On Sunday, January 3, 2016, Tom Lane <> wrote:

> Peter Geoghegan < <javascript:;>> writes:
> > On Sun, Jan 3, 2016 at 4:32 PM, Tom Lane <
> <javascript:;>> wrote:
> >> If we fix this, I believe we could also remove the weasel wording that
> was
> >> added to create_policy.sgml in commit 43cd468cf01007f3 about how the
> >> system might transiently fail to enforce row security correctly.

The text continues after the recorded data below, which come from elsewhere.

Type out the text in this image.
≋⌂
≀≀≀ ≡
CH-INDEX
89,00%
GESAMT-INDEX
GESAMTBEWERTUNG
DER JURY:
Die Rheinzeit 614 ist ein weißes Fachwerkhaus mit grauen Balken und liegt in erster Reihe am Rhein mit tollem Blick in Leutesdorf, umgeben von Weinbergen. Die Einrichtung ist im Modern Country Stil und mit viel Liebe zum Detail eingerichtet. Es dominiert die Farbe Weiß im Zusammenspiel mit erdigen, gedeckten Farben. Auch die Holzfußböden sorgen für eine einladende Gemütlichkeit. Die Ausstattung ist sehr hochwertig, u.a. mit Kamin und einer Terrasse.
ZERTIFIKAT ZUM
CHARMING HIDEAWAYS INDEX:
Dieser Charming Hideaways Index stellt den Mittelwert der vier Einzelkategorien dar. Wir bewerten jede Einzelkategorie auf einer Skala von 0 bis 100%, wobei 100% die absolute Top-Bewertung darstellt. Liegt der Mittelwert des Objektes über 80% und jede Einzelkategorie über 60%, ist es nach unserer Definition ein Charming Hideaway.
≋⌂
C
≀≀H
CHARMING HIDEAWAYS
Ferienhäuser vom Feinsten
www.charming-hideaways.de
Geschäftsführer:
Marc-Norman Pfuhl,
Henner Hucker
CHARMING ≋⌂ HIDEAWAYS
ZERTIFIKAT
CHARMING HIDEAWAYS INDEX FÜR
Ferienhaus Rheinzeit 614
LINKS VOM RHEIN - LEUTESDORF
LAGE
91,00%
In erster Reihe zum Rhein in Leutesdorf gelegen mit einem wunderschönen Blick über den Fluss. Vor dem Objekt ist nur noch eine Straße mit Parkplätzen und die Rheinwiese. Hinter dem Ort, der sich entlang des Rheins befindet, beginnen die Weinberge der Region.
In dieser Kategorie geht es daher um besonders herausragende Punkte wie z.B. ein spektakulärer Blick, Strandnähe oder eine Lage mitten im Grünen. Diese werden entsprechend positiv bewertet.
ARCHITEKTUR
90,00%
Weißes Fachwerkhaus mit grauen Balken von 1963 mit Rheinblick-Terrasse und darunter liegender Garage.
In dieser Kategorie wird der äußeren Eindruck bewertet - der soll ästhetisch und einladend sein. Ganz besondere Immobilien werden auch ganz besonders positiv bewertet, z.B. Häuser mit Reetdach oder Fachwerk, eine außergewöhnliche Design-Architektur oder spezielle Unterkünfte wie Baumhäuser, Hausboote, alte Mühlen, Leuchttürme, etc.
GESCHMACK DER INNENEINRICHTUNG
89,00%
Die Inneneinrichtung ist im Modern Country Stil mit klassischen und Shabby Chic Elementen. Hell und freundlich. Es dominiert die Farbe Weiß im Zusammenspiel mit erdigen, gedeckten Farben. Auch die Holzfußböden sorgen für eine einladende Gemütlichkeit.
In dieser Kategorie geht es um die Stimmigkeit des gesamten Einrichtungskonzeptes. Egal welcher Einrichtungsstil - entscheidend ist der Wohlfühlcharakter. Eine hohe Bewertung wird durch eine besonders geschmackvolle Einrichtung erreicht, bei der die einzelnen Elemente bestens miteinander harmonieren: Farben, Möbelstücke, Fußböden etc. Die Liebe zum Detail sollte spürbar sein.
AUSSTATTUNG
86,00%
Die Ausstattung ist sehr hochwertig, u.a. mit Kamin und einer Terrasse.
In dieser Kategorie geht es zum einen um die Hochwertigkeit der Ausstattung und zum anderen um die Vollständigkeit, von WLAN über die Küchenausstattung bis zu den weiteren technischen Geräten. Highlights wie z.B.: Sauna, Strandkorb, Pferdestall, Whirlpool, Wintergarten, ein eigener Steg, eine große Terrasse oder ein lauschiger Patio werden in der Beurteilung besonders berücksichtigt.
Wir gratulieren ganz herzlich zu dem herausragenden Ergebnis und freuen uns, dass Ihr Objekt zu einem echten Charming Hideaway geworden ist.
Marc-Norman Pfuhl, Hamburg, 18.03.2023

> > IIUC, then what you say here isn't true, because that issue was about
> > a transient failure without the involvement of *any* DDL from start to
> > finish. CREATE POLICY accepts subqueries referencing other relations
> > in its USING quals. This seems to be idiomatic usage of CREATE POLICY,
> > in fact.
> > See my original isolation tester test case, where only the setup
> involves DDL:
> >
> Hmm.  I agree that this test case's behavior does not depend on CREATE
> POLICY's lock mismanagement.  I think what is going on here is that the
> RLS quals are being checked with an older snapshot than what controls
> the output of the UPDATE RETURNING.  Even the EPQ recheck that's done
> after getting update lock on the "information" row doesn't fix it,
> because we *don't* insist on taking an update lock on the "users" table,
> so we don't see the new value of that row.
> If that diagnosis is correct, you could fix it by changing the RLS
> policies' sub-selects to use SELECT FOR UPDATE, though the loss of
> concurrency might well be unacceptable.
> In any case, the text in create_policy.sgml seems to be a misleading
> description of the problem, as it's talking about DDL modifications
> which are *not* what's happening here.

There was some debate about the right place for that discussion as there
didn't seem to be any particularly ideal location. I had been intending to
have a locking section in the RLS section rework.